As described above, according to the present invention, it is possible to obtain a power supply using a partial smoothing circuit having a simple configuration and a long holding time at the time of a power failure.

[Brief description of the drawings]

FIG. 1 is a principle diagram of a power supply smoothing circuit of the present invention.

FIG. 2 is an equivalent circuit diagram of a main part of a power supply smoothing circuit according to the present invention.

FIG. 3 is an equivalent circuit diagram of a main part of a conventional power supply smoothing circuit at the time of a power failure.

FIG. 4 shows a power supply in the equivalent circuit of FIGS. 2 and 3.
It is a time characteristic diagram.

FIG. 5 is an embodiment of a power supply smoothing circuit of the present invention.

FIG. 6 is a conventional partial smoothing circuit diagram.

FIG. 7 is a diagram of a conventional capacitor input type smoothing circuit.
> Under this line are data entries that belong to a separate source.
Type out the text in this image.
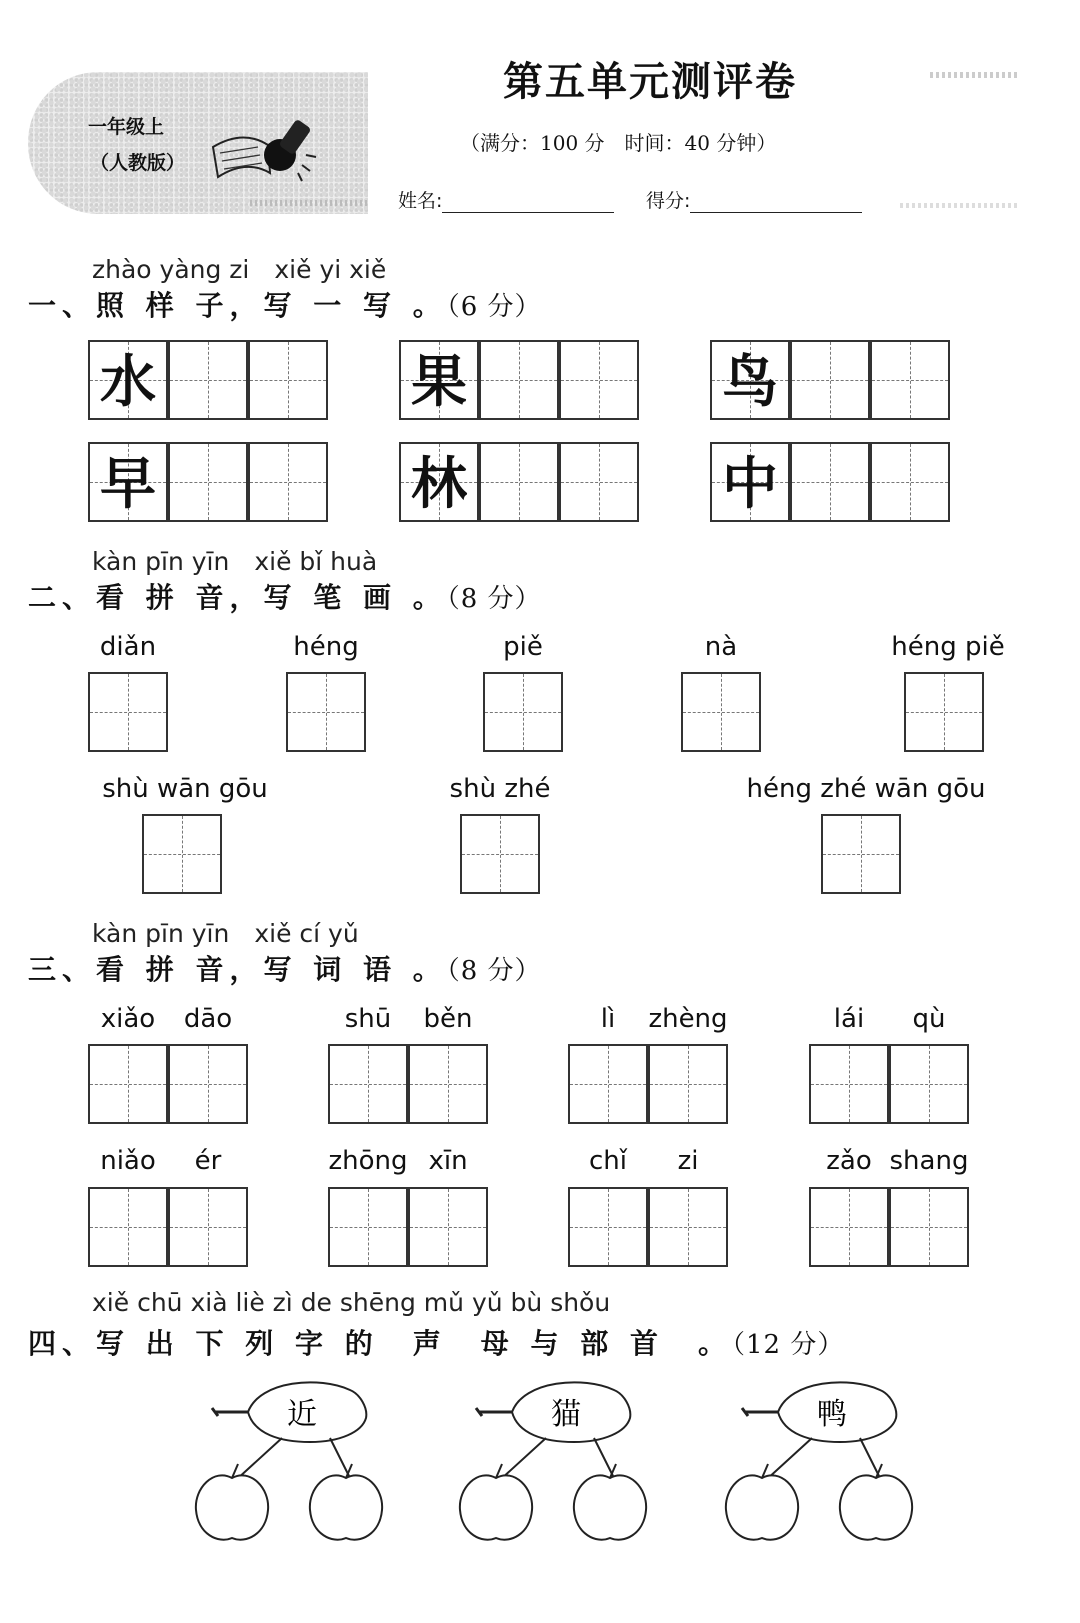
一年级上
（人教版）
第五单元测评卷
（满分：100 分　时间：40 分钟）
姓名:	得分:
zhào yàng zi　xiě yi xiě
一、照 样 子，写 一 写 。（6 分）
水	果	鸟
早	林	中
kàn pīn yīn　xiě bǐ huà
二、看 拼 音，写 笔 画 。（8 分）
diǎn	héng	piě	nà	héng piě
shù wān gōu	shù zhé	héng zhé wān gōu
kàn pīn yīn　xiě cí yǔ
三、看 拼 音，写 词 语 。（8 分）
xiǎo	dāo	shū	běn	lì	zhèng	lái	qù
niǎo	ér	zhōng xīn	chǐ	zi	zǎo shang
xiě chū xià liè zì de shēng mǔ yǔ bù shǒu
四、写 出 下 列 字 的　声　母 与 部 首　。（12 分）
近	猫	鸭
FIG. 8 is a diagram showing a relationship between an AC input voltage waveform, an output voltage waveform of each of a partial smoothing circuit and a capacitor input type smoothing circuit, and time.

[Explanation of symbols]

C1 first capacitor C2 second capacitor D1 first diode D2 second diode D3 third diode DT input voltage detection circuit DO commercial rectifier diode Z load S switch element (mechanical switch and semiconductor switch element) CO capacitor D4 Diode D5 Diode D6 Zener diode D7 Diode R1 Resistance R2 Resistance R3 Resistance R4 Resistance C3 Capacitor Q Transistor S1 Semiconductor switch element (thyristor)

Claims (1)

(57) [Claims] 1. A first diode D1 is connected between a negative electrode (-) of a first capacitor C1 and a positive electrode (+) of a second capacitor C2 in a direction in which a charging current flows.
Negative electrode (-) of the capacitor C1 and the second capacitor C2
The second diode D2 is connected between the negative electrode (−) of the first capacitor C1 in the direction in which the discharge current of the capacitor C1 flows, and further connected to the positive electrode (+) of the first capacitor C1 and the second capacitor C2.
A switching element S is connected in parallel with the first diode D1 in a power supply smoothing circuit in which a third diode D3 is connected between the positive electrode (+) of the second and the second diode D3 in the direction in which the discharge current of the capacitor C2 flows.
And, a power outage or an input switch off the AC input side input voltage
The switching element S is turned on upon detection by the pressure detection circuit DT, and the capacitors C1 and C2 are connected in series to connect each capacitor.
Power supply smoothing circuit, characterized in that adding and outputting voltages charged in the capacitor.